Here’s her announcement video.
According to a statement from her publisher, Trump said the following: “Today’s generation of working women is the first to be able to unabashedly embrace the fact that our lives are multidimensional.”We’re deeply invested in our careers, but they don’t solely define us. For us, it’s about working smarter, not harder; integrating our personal passions and priorities with our professional goals in order to architect lives we love.”
Trump’s own announcement on her site clarifies her views.
When I first launched my #WomenWhoWork initiative almost two years ago, I was advised by many of the top creative agencies to lose the word, “work.” One after another, they suggested that the idea of “women and work” wasn’t aspirational and wouldn’t resonate with a millennial audience. I disagreed. If you ask me, there’s nothing more incredible than a woman who’s in charge of her own destiny—and working daily to make her dreams a reality.
As Jezebel rightfully points out, Trump’s book isn’t particularly newsworthy and the territory it will cover has already been covered in full by a variety of women including Sophia Amoruso and Sheryl Sandberg – successful women who dutifully feel the need to share the “secrets” of their own personal success with a hungry audience, desperate for “empowerment” via dressing for the job you want and learning how to delegate.

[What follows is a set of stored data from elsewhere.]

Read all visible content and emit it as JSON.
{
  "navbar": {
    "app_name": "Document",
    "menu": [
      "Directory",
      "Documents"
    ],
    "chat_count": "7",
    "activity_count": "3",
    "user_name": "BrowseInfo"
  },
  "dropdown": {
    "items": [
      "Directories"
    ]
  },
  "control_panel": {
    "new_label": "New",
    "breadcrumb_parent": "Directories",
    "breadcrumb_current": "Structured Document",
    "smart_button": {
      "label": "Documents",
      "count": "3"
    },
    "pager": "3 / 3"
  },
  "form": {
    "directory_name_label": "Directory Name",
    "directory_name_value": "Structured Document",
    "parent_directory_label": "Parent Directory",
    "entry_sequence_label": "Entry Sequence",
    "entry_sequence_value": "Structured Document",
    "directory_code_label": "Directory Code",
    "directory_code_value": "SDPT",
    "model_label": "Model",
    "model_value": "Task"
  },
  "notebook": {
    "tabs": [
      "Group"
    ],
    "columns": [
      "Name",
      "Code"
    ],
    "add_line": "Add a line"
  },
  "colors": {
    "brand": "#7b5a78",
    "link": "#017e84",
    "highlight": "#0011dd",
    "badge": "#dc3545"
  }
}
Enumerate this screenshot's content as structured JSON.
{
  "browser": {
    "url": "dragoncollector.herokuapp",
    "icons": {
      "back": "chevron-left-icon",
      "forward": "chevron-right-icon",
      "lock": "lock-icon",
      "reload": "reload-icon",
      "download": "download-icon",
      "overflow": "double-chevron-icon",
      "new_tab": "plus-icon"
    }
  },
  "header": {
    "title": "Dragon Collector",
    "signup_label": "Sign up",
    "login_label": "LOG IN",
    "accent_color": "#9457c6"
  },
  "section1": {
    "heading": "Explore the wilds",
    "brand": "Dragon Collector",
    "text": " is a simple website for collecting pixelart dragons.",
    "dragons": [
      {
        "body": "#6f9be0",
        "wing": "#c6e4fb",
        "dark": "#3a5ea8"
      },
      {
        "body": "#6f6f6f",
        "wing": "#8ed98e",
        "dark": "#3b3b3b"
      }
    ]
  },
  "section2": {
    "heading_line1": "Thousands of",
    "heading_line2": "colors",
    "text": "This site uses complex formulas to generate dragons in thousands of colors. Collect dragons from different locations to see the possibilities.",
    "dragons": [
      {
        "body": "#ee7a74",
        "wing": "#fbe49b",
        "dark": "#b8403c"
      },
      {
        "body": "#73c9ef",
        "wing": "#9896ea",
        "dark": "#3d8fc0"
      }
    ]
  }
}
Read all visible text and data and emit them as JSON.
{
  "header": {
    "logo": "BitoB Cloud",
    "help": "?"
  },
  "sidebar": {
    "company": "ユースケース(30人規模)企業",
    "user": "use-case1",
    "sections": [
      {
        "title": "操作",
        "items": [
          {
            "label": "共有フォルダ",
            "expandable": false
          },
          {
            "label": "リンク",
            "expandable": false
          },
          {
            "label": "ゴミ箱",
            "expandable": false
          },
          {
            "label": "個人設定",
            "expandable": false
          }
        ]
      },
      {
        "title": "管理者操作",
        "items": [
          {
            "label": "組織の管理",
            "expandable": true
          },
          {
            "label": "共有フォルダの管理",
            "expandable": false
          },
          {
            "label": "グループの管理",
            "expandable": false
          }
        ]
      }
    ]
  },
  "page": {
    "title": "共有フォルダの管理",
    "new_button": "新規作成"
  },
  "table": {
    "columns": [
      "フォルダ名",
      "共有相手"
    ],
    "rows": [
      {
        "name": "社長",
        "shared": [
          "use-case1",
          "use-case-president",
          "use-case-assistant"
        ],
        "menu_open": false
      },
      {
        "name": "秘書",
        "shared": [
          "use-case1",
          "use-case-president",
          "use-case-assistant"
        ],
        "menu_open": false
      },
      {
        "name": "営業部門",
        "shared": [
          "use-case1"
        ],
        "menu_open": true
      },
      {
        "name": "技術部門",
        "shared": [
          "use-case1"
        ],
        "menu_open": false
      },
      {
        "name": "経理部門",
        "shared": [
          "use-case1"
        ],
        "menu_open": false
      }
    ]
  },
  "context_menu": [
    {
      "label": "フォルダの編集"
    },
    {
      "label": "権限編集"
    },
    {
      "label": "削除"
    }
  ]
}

It’s worth noting that Ivanka Trump is terrifically wealthy; it’s also worth noting that the kind of advice slung by a terribly wealthy white woman about how to achieve success in the workplace is not the kind of advice that anyone should be taking.
The best work advice I’ve ever received is from Stacy-Marie Ishmael, the managing editor for the BuzzFeed news app. Occasionally she will show up on BuzzFeed’s Another Round podcast, drop some knowledge and bounce. Her advice is competent, clear-headed and extremely useful. It’s the kind of advice you wish you had when faced with a work challenge; it’s the advice you want when navigating the trenches of a workplace peppered with microaggressions and untoward overtures from shitty white men who firmly believe themselves to be more exemplary than they actually are (you know, like Ivanka’s dad.) It’s the kind of advice I wish I’d had when I was a young person figuring out how to navigate a world that they don’t prepare you for in college. It’s a revelation.
There’s no doubt that Trump’s book will be read by thousands of women, curious to see how the daughter of a racist, sentient sofa stuffed with lasagna meat will provide actionable tips to real working women who need affordable childcare options, maternity leave and sexual harassment policies that protect their rights. Like all things lifestyle, the advice within will probably be aspirational at best. It’s great that these books exist, because women should absolutely write about how to break that ceiling. But, nothing about Ivanka Trump’s career advice will be helpful to women who work as a means to an end and not for “empowerment.” For most women, work is a necessity, not a passion project. We’re good on the success narratives from women who’ve had it far too easy. It’s time to make some room for something useful.